From https://www.nationaleatingdisorders.org/blog/what-exactly-arfid

When I discovered ARFID I immediately sent that description to my family, husband, and friends who have seen me sit through countless meals I didn’t like (shout out to Cassie!!). Their first response: well yeah, we always knew there was something more going on with you.

That was when I decided I wouldn’t be ashamed of my eating issues anymore, but instead would work to try and hopefully like new foods. Like many things in my life, if I don’t make my goals or ideas known to others then I give up after a week or two. That’s why I decided to start this blog! It is an incredibly public way for me to not only try to push my food boundaries, but hopefully help other parents of ARFIDs, kids with ARFID, and even other adults who still deal with it every day.

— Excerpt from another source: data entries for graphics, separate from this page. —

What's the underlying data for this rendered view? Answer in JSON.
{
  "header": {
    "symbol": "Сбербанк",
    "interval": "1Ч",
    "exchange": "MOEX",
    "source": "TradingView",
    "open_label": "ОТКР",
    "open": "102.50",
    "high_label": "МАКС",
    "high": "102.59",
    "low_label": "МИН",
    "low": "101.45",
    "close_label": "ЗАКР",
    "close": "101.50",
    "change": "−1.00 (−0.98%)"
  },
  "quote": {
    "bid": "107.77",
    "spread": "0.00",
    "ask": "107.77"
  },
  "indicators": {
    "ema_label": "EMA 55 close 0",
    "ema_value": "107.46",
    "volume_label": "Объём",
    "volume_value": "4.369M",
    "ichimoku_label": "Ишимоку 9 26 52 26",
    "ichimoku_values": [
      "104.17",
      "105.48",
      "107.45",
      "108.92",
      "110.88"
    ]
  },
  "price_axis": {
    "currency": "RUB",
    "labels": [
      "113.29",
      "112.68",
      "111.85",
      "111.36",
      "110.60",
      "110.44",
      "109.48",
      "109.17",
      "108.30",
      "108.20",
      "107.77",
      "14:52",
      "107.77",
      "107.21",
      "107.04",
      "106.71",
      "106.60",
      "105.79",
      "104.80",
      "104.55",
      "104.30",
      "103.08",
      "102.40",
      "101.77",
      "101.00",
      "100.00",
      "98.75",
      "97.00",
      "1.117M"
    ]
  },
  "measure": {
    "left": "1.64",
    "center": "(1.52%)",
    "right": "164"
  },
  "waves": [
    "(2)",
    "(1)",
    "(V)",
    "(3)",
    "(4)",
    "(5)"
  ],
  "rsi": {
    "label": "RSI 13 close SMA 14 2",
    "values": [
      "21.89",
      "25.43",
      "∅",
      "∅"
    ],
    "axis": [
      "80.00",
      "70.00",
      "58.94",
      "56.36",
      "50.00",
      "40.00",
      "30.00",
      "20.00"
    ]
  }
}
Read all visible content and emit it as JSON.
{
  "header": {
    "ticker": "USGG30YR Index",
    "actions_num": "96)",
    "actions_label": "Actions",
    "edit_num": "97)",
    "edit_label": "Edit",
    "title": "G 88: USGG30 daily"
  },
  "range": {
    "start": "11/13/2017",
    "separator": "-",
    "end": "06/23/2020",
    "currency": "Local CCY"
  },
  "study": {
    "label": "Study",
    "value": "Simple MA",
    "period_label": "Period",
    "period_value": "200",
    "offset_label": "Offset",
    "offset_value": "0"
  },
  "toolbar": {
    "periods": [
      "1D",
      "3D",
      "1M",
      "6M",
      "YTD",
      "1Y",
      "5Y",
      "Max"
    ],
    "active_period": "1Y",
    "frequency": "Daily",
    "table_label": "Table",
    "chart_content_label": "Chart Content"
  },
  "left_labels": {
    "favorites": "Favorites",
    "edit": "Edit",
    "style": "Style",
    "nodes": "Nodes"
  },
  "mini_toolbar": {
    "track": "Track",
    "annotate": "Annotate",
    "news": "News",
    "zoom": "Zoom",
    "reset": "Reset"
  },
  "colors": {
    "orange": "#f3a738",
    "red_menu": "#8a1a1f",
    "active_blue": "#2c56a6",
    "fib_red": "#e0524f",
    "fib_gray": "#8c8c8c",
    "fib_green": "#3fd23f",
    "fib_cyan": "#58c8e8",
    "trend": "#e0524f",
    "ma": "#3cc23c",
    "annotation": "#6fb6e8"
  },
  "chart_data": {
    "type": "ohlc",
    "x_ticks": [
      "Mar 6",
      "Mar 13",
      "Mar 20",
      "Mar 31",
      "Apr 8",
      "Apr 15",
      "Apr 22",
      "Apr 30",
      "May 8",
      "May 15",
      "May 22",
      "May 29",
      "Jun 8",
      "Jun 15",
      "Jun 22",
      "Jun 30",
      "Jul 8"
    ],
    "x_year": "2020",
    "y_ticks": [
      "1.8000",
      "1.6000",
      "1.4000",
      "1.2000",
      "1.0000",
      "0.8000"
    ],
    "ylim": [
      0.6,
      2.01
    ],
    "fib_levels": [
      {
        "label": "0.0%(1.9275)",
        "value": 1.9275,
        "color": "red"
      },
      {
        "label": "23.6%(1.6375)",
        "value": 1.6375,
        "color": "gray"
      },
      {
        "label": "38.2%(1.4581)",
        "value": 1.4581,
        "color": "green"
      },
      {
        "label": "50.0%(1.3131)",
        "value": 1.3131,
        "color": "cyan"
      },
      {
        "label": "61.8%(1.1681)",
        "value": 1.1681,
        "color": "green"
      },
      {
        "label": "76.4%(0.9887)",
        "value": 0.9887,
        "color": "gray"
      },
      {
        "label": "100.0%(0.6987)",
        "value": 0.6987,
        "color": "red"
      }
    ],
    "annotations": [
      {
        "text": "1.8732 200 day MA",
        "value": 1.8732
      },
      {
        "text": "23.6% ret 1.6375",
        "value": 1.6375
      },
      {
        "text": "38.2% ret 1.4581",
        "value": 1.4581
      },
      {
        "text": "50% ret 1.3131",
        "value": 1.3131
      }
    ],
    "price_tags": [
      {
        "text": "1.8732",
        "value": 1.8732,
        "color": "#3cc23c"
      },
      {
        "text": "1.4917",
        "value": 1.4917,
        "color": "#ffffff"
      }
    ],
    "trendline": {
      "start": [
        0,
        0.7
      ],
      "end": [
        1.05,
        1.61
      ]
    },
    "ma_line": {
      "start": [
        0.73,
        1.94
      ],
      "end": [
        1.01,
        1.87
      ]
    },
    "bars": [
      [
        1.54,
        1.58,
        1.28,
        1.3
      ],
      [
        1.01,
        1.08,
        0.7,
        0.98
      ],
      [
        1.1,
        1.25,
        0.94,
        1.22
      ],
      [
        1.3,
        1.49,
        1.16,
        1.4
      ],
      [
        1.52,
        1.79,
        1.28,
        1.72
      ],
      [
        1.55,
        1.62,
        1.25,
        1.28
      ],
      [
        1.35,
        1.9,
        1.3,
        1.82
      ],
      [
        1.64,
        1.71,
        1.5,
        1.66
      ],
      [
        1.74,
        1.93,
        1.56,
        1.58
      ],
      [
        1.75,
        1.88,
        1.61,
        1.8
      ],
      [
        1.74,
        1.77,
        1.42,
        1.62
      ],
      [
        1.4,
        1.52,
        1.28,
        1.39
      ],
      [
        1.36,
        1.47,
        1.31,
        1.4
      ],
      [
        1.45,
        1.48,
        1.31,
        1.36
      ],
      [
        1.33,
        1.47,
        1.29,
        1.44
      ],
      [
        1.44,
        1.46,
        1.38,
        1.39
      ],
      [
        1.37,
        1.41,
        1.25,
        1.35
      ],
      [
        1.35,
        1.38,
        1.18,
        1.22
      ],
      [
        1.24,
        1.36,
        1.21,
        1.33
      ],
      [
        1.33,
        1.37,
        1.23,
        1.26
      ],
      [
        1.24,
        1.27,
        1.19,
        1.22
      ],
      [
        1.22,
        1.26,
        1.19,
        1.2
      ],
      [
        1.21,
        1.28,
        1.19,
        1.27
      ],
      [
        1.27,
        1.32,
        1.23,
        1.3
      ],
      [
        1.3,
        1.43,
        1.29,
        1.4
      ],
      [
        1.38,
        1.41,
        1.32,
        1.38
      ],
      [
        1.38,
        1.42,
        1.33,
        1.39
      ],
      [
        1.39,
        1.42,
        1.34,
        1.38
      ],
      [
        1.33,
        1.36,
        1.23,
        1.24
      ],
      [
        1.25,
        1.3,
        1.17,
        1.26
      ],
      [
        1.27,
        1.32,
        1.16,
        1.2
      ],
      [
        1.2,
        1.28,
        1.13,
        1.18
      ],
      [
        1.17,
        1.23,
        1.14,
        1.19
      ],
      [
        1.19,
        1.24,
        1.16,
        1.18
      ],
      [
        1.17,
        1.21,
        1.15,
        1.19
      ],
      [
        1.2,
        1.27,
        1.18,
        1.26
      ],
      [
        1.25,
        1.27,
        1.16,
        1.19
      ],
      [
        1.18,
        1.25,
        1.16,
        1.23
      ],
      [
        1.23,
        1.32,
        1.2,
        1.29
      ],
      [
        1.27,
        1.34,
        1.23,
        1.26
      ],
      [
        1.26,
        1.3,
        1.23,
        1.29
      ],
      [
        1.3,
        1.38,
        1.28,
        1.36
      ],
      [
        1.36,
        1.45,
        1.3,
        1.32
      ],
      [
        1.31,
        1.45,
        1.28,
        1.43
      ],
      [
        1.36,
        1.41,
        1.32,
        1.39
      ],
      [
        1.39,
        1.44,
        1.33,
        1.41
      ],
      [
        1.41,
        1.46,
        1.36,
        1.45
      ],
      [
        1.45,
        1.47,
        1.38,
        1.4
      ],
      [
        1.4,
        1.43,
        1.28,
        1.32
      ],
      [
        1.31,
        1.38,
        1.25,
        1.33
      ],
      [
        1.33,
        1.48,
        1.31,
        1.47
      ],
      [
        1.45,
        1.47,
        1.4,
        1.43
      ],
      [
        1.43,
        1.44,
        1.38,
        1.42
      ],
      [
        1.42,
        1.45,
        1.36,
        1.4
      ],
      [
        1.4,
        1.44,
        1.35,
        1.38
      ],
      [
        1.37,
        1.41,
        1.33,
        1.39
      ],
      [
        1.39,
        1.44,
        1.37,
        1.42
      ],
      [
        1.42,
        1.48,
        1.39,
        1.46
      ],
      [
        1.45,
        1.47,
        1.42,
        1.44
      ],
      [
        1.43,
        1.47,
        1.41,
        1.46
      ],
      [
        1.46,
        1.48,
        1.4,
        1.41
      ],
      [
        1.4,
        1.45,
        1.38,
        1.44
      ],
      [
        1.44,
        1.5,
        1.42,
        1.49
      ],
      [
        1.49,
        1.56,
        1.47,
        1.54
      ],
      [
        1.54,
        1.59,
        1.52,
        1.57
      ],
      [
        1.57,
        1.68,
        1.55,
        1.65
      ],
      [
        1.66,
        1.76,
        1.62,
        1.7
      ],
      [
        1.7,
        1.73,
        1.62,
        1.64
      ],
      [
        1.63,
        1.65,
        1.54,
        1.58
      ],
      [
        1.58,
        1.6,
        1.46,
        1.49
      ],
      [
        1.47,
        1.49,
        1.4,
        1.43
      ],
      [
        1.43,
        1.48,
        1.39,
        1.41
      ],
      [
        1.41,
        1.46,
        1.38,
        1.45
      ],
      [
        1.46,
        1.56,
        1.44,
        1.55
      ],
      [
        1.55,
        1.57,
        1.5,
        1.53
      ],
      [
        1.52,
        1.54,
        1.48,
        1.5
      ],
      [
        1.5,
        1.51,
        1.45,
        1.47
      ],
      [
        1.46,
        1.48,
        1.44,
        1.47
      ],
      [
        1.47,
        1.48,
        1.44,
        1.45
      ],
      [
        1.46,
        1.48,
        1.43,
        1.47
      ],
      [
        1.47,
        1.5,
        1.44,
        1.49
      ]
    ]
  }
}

However, as the definition notes, this disorder is rooted in fear. Instant regret filled me as people came up with new ideas for me to try or what they think I should do first. Even worse, I made the flippant comment that if I gained 1 million followers I would try a hamburger. THAT got my roommates excited (they used my grill more than I did!). Right after I told my fiancé and roommates I’d do this, I wanted to back out. The reality of trying new foods more frequently filled me with dread. Even worse I said I’d try hamburger-of all things! Why would I want to risk ruining a good night out by trying something I don’t like? Why waste money on food I might not eat?

But this is something I’ve dealt with since I was a kid and always hated. So. Here I am almost a year after the idea of this blog came to me and I’m finally starting it. I’m committed now, whether it truly gets me to trying a hamburger or not, I will work on this blog and myself in the process. I hope this helps anyone out there who either deals with ARFID personally, has a child with ARFID, or just needs new ideas to get their picky eaters to eat.

I will be constantly researching ARFID as I go, reading any book I can find on the topic and following other food blogs.

First book on my TBR list: Cognitive-Behavioral Therapy for Avoidant/Restrictive Food Intake Disorder: Children, Adolescents, and Adults by Jennifer J. Thomas and Kamryn T. Eddy

One note: I am not an expert in eating disorders or mental illness. I am simply a woman trying to work past this roadblock in my life and want you to follow along! I will be continually researching ARFID as I go, so stay tuned for any new tidbits I find interesting as I learn!

Second note: though I believe I meet some criteria for ARFID, I have definitely not experienced every symptom or definition. I’m lucky in that I have had family and friends come alongside me even before I found out about ARFID and have been trying to help me through my eating issues. I am starting from a very good place compared to where others are. If you believe someone in your life has a worse degree of ARFID and needs professional help, please encourage them to reach out to a professional

Feel free to comment below or email me any questions you have for me. I can’t promise to answer everything, but will do my best to help you out!

4 thoughts on “What is ARFID?

  1. I had anxiety so bad that I developed something resembling ARFID for a while. Two phases over two different months. It sucked. I stopped eating and just started living off Boost. I lost like 10-15 pounds in a month. I’m better now, but I’m afraid this anxiety-based version will come back. I couldn’t deal with food textures at all. I am glad to see a blog post about this. Thanks for writing. Few people talk about it or know what it is.